Tools – Vim + Vimwiki + LaTeX Box
Essentially the last item in my setup is Vim. It’s hard to express the level of obsession one has for Vim, after a while of using it. It is highly customisable, and includes and inbuilt help system, which I used all the time, when initially learning it.
Most people will find Vim initially difficult to use (I did, when I first learned it when starting work here), but if you dedicate a few days to using it correctly, and you make significant use of the “:help [topic]” command, you will get the hang of it.
You aren’t truly using Vim correctly (or, indeed, living a full life), if you don’t get various plugins. The neccessary ones for LaTeX + note taking are: Vimwiki and LaTeX Box or Vim-LaTeX.
You can find the current state of my Vim configuration, again on my github – .vim
I actually currently use Vim-LaTeX, but I am planning on changing to LaTeX Box because it is more lightweight, so I would recommend starting with LaTeX Box.
The nice thing about using okular is that you can recompile your LaTeX document with the PDF open, and it will refresh it, keeping the current page open. This is very useful when typing long formulas, and reviewing your work.
I have configured Vimwiki to open with “rw”, so I can type this at any time, in Vim, and be looking at the index to all my research notes. In this I have links to all my diaries, my storage spots for old search ideas, and a big list of topics to look into. I also make “TODO” notes in here, and review them with one of my other tools, “find-todo” (on the aforemention github, under /utils). This gives me a list inside Vim, and I can easily navigate to the appropriate file. Again, the TODO’s are items that should be transitioned.
Review
I have documented my reseach environment, as it stands currently. It allows me to make notes easily, transition them in an appropriate workflow, and access all my documents at any time, from any computer.

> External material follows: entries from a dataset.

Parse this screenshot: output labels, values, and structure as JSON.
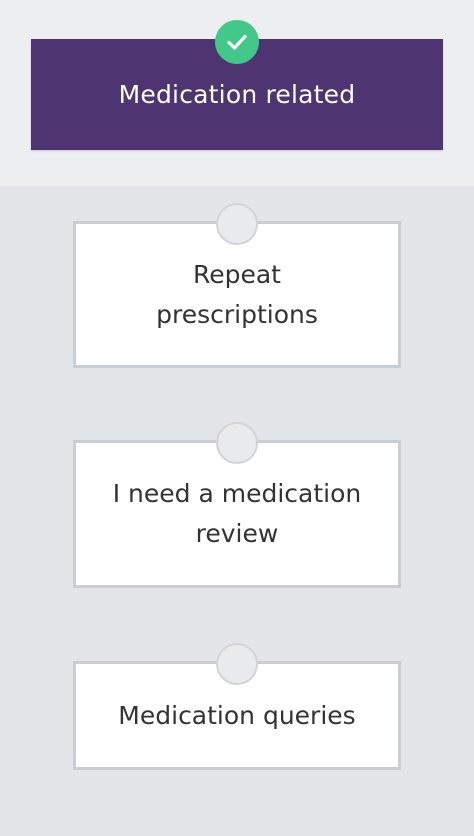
{
  "selected": {
    "label": "Medication related",
    "icon": "check-icon",
    "background_color": "#4f3472",
    "badge_color": "#42c98a"
  },
  "options": [
    {
      "label": "Repeat prescriptions"
    },
    {
      "label": "I need a medication review"
    },
    {
      "label": "Medication queries"
    }
  ]
}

The proof of a good research environment obviously in the blogging, it’s in the producing of legitimately good research output, and of course that’s yet to be delivered (by myself personally), so it’s not possible to objectively rate this strategy for it’s actual effectiveness. Nevertheless, I do feel comfortable with this layout; I feel like I can take the appropriate amount of notes; I feel my notes are always tracked, and I feel that I have a nice and readable history of what I’ve done. I like that I can track bad ideas; I like that I can make comments “anywhere” (i.e. in Okular or in JabRef) and have them captured automatically for later review, and I like the feeling of having everything organised.
I hope this description has been useful, and I would love to hear about any adjustments you’d propose, or just your own research strategies.
— Noon
Great blog. Thank you very much for sharing this.